2K Sports is coming off the extraordinary release of NBA 2K11 which in most years would mean smooth sailing. Word of mouth from the previous iteration often is the biggest influence on consumer support and confidence and marketing wise the company has that in its back pocket. However with the NBA lockout official and expected to extend into the season the series now faces similar hurdles to those Madden NFL 12 dealt with earlier in the summer. More problematic is that 2K12 does so with a labor situation that appears much less likely to be resolved without damage having being done first.
NBA 2K12 does have the benefit of the Madden series having fended off the majority of “will the game come out?” questions. It took months of stating the game would release and do so with all the teams and rosters – and several initiatives such as the cover athlete voting – to get that message across. Consumers largely now understand that despite a lockout the licenses remain in place to release the games. It’s fascinating however to see the lengths to which the NBA is distancing itself from the players. All official websites have removed images of the players. NBA 2K12 could be the only way for fans to connect with players at all.
Like Madden there is also no worry about competition as EA Sports delayed the return of their sim NBA series to 2012. Though EA Sports NBA surely would have been pushed back regardless, knowing the lockout was inevitable probably gave the company extra confidence to use this year to build rather than push out a product that could not compete. NBA 2K12 therefore has the market to itself. Both companies recently extended their contracts with the NBA.
Analysts believe NBA 2K12 could see sales drops of 50% or more if a lockout causes a delay to the start of the season or a complete cancellation. That seems a bit extreme – though sales will likely not reach last year’s heights regardless. First week sales will still be strong but the struggles would come in its hold from month to month and holiday sales. 2K11 has shown unbelievably strong holds keeping it in the top 10 in software sales even last month. Less reliance on the current (now past) season seems to have helped and that can be attributed to the incorporation of the Michael Jordan based modes.
Without roster updates driving interest and features such as NBA Today crippled keeping up interest levels and relevance to the public will be difficult. There is also the question of whether rookies will be included on rosters which has yet to be addressed. Even if sales were to drop by half of what 2K11 did to keep things in perspective those numbers would still be more than 2K10′s sales. Not a tragic result just a disappointing one for 2K.
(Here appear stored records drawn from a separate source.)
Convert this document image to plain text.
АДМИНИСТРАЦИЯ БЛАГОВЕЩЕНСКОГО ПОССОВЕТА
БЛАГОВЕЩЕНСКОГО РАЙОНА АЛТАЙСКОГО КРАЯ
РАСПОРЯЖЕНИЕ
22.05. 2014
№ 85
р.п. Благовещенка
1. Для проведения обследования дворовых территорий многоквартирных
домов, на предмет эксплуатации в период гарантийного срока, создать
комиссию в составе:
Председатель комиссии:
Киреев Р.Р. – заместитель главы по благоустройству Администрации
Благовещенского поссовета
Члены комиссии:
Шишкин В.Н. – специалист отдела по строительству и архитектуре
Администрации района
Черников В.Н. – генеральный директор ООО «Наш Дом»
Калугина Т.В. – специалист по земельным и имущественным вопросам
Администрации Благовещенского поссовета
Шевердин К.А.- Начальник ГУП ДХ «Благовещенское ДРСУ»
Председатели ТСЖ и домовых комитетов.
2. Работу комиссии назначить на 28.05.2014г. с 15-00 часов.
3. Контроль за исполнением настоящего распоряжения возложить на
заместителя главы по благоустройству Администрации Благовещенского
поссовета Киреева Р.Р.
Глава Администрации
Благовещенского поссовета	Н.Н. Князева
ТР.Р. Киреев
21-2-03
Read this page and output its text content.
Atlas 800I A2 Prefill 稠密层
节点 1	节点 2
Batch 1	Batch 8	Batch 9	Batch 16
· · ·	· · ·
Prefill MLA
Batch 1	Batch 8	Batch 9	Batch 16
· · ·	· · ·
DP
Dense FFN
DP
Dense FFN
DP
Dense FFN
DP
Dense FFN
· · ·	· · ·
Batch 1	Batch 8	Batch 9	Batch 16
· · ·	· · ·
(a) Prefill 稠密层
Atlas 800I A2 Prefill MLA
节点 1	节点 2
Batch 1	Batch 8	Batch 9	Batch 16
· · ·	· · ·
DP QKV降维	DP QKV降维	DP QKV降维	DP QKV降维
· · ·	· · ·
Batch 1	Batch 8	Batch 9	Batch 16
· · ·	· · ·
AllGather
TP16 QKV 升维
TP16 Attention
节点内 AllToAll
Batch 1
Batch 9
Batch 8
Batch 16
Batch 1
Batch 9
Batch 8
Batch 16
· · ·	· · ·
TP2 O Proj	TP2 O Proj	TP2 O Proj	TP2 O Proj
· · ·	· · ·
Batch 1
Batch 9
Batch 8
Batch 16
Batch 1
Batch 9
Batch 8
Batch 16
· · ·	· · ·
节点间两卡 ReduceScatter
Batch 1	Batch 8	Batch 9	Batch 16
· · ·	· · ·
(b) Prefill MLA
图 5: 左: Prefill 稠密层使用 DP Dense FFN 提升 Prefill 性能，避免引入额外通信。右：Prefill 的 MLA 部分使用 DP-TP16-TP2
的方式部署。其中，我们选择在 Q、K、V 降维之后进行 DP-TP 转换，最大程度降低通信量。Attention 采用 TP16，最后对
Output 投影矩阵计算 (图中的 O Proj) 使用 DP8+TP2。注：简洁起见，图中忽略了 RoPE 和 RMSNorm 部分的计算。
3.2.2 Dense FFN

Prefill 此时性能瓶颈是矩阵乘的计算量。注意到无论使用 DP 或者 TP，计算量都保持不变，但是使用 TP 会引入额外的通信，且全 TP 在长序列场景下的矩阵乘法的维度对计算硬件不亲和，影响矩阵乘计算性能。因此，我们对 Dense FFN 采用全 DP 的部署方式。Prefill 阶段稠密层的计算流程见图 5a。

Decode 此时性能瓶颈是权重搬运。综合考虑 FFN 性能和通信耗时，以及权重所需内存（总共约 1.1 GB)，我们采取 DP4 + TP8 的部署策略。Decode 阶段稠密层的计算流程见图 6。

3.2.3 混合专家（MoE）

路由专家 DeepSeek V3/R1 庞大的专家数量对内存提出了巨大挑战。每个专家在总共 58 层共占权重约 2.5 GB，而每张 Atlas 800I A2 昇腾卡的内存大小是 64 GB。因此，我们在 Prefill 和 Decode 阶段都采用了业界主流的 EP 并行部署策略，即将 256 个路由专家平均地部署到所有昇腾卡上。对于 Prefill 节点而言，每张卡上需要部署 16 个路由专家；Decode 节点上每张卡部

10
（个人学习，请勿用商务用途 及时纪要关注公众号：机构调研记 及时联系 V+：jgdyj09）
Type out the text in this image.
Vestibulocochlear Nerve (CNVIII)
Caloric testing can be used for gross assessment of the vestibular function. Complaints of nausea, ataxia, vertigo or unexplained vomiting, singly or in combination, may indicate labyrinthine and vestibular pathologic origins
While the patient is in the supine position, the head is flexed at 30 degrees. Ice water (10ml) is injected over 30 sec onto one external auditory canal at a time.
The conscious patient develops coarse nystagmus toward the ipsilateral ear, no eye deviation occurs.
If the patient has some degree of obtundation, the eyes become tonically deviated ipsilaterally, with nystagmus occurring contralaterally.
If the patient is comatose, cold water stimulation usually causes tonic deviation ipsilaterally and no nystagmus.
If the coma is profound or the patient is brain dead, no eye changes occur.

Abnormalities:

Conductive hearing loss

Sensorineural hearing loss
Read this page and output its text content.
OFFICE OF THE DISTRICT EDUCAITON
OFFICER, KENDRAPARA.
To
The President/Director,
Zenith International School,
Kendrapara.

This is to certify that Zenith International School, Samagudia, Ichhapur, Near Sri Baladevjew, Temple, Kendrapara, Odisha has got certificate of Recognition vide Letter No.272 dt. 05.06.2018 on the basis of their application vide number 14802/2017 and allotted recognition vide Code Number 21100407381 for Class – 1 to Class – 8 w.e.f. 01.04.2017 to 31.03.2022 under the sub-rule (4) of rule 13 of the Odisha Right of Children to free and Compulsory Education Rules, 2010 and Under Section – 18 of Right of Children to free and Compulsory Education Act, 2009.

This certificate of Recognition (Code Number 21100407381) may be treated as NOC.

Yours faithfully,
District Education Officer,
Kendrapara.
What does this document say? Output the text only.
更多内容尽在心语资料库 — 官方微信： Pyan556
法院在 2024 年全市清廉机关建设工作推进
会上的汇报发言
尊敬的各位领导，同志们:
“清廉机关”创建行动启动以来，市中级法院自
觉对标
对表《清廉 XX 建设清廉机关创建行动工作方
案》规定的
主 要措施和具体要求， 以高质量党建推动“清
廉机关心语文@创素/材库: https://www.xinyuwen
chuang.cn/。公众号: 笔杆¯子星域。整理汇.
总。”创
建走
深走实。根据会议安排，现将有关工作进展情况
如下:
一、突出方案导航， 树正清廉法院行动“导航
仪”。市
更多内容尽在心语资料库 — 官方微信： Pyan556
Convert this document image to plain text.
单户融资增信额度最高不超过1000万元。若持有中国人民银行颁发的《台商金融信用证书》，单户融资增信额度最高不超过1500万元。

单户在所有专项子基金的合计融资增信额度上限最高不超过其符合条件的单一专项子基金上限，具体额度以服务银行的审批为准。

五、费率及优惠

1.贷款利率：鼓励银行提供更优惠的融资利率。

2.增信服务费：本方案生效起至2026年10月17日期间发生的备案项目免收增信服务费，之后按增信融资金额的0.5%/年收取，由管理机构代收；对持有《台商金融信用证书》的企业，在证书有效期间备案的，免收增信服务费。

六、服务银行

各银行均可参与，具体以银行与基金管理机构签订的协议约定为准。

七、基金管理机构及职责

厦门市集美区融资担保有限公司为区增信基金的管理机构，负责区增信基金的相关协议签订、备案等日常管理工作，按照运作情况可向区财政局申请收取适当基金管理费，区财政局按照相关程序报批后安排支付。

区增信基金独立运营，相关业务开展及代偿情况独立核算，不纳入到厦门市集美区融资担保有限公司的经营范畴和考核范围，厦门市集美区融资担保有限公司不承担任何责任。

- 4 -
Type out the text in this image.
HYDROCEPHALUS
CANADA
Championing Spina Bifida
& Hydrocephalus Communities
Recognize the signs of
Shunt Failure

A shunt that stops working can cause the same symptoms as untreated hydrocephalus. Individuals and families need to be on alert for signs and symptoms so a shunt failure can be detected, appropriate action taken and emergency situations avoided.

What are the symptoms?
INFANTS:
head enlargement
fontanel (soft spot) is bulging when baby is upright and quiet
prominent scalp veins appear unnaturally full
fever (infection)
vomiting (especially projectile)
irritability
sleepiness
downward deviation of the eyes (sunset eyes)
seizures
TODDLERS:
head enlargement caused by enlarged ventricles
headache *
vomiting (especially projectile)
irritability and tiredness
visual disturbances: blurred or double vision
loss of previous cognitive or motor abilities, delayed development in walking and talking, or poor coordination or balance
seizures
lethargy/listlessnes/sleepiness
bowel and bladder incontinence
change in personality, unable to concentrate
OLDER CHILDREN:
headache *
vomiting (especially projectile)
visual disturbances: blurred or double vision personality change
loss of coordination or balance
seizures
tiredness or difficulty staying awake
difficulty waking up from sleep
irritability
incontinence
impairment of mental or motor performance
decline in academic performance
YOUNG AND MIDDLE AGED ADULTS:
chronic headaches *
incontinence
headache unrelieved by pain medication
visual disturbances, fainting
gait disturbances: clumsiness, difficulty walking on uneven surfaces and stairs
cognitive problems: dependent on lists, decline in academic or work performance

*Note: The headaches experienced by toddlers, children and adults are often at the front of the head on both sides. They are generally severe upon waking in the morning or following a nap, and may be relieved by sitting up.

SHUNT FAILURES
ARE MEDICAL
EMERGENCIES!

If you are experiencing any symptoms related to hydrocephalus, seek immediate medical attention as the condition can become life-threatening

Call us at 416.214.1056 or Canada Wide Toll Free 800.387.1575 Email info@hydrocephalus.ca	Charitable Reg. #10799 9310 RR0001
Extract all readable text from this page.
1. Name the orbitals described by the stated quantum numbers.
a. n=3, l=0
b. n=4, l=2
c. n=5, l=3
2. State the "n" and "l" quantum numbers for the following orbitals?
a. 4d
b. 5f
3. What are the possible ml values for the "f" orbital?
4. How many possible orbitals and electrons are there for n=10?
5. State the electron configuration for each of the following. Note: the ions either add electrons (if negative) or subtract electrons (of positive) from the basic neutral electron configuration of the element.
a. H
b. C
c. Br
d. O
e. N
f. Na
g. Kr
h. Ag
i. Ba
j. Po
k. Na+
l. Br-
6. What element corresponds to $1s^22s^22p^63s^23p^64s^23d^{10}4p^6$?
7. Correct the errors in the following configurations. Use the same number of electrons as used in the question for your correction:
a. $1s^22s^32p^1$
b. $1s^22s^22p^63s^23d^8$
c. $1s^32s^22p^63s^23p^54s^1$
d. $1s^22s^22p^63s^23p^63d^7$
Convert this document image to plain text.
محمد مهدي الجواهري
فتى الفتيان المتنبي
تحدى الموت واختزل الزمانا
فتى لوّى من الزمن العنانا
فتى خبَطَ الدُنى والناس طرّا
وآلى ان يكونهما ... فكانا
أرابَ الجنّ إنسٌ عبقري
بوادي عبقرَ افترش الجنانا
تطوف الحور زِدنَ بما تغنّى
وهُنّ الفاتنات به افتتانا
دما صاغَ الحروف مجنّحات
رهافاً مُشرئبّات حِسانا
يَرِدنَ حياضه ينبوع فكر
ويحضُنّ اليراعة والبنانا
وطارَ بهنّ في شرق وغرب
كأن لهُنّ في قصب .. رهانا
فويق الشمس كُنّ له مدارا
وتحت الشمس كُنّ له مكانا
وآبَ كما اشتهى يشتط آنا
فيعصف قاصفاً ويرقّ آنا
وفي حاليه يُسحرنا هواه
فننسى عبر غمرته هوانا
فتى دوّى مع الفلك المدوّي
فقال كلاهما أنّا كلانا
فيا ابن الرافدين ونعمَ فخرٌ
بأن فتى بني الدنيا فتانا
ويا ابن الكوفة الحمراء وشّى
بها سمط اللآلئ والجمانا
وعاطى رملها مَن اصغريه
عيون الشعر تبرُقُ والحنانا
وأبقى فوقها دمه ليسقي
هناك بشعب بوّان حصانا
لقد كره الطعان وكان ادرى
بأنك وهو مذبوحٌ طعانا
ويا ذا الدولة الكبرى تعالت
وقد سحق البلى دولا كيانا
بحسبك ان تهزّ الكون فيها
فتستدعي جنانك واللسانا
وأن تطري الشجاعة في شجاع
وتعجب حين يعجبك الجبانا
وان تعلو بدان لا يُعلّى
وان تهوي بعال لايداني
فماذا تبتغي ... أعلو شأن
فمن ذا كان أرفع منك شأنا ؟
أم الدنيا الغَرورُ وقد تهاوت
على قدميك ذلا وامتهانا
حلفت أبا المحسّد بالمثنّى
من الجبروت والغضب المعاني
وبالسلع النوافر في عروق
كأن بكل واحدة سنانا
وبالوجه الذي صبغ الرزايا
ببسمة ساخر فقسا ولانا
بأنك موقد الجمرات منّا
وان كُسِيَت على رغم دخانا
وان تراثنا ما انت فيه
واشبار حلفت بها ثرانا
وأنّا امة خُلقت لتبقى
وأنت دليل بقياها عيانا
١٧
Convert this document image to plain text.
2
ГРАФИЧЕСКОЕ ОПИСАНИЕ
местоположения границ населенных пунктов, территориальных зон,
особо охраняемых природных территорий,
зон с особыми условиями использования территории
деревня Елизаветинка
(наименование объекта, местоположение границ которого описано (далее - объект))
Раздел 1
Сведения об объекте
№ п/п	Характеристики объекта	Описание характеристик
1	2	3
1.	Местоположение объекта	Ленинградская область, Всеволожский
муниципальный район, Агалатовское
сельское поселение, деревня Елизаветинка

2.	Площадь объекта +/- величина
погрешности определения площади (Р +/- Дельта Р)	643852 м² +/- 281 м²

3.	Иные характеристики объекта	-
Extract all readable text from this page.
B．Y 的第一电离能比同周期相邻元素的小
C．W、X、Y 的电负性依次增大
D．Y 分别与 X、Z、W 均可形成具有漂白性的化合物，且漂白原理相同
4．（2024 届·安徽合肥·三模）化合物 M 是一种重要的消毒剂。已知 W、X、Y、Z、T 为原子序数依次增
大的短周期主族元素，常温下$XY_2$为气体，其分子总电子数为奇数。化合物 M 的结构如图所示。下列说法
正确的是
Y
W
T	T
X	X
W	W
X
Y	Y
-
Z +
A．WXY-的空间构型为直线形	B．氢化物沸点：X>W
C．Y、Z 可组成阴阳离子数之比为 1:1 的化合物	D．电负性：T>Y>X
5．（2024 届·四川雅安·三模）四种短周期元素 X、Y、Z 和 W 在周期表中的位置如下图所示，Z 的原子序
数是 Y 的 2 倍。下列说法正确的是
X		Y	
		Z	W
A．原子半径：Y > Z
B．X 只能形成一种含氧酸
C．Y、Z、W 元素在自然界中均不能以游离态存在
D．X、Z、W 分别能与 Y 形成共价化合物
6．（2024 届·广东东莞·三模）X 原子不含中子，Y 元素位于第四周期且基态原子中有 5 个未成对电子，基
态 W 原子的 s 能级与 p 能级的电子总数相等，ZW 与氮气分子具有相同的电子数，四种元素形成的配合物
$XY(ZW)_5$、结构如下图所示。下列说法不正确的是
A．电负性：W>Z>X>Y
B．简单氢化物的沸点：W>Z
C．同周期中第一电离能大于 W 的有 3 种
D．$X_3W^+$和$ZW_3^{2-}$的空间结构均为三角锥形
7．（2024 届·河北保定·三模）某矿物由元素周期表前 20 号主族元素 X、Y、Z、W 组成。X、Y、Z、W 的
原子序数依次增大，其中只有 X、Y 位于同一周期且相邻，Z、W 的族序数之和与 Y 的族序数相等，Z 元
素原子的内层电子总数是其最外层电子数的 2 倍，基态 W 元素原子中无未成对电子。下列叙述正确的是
The NBA 2K series has built such a strong fan base the past few years that it will survive even a lengthy lockout. 2K Sports surely planned ahead and will introduce compelling features meant to counteract problems that will be come upon should the lockout drag on. The series will take a hit but its momentum should be enough to carry it though. Longterm effects however could be felt if the popularity of the NBA drops in the process.